Retrieval plus provider-backed answer generation

from labelrag import (
    OpenAICompatibleAnswerGenerator,
    OpenAICompatibleConfig,
    RAGPipeline,
    RAGPipelineConfig,
)

paragraphs = [
    "OpenAI builds language models for developers.",
    "Developers use language models in production systems.",
    "Production systems need monitoring and evaluation tooling.",
]

pipeline = RAGPipeline(RAGPipelineConfig())
pipeline.fit(paragraphs)

generator = OpenAICompatibleAnswerGenerator(
    OpenAICompatibleConfig(
        model="mistral-small-latest",
        api_key_env_var="MISTRAL_API_KEY",
        base_url="https://api.mistral.ai/v1",
    )
)

answer = pipeline.answer_with_generator(
    "How do developers use language models?",
    generator,
)
print(answer.answer_text)
print(answer.metadata)

Retrieval Model

The current retrieval layer is deterministic and label-driven.

fit(...) delegates paragraph analysis to labelgen.LabelGenerator
build_context(...) maps the question into the fitted label space
retrieval uses greedy coverage over query label IDs
label-free queries can fall back to deterministic concept overlap
require_full_label_coverage=True suppresses partial retrieval results while preserving attempted coverage trace in metadata

Tie-break order for greedy retrieval is:

larger overlap with remaining query labels
larger overlap on query concept IDs
larger total paragraph label count
lexicographically smaller paragraph_id

OpenAI-Compatible Provider Notes

The built-in answer-generation adapter targets a minimal OpenAI-compatible chat-completions API surface.

It supports:

standard base URLs such as https://api.openai.com/v1
full endpoint URLs such as https://api.mistral.ai/v1/chat/completions
API key injection through explicit config or optional environment-variable lookup
non-streaming text generation for answer_with_generator(...)
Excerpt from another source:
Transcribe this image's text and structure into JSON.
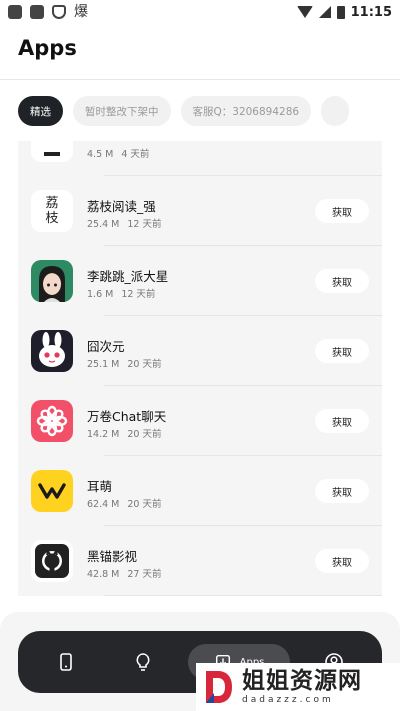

This adapter is intended to cover providers such as OpenAI, Mistral, and Qwen when they expose an OpenAI-compatible endpoint shape.

Public API

The main public entrypoints are:

RAGPipeline
RAGPipelineConfig, RetrievalConfig, PromptConfig
IndexedParagraph, LabelRecord, ConceptRecord
QueryAnalysis, RetrievedParagraph
RetrievalResult, RAGAnswerResult
GeneratedAnswer, AnswerGenerator
OpenAICompatibleAnswerGenerator, OpenAICompatibleConfig
convenience re-export: Paragraph

RAGPipeline also exposes record-oriented inspection helpers for paragraph/label/concept lookup workflows:

get_paragraph(...)
get_label(...)
get_paragraph_labels(...)
get_paragraph_concepts(...)
get_label_paragraphs(...)
get_concept_paragraphs(...)

Lower-level ID-oriented helpers remain available when you only need stable IDs:

get_label_paragraph_ids(...)
get_paragraph_label_ids(...)
get_paragraph_concept_ids(...)
get_concept_paragraph_ids(...)

Detailed API notes are available in docs/public_api.md.

Examples

Runnable examples are available in examples/:

Persistence Notes

save(path) produces a human-inspectable directory containing:

manifest.json
config.json
label_generator.json
corpus_index.json
fit_result.json

The persistence layer now supports:

json
json.gz

Compression is applied to the full saved snapshot rather than mixing compressed and uncompressed artifacts in one directory.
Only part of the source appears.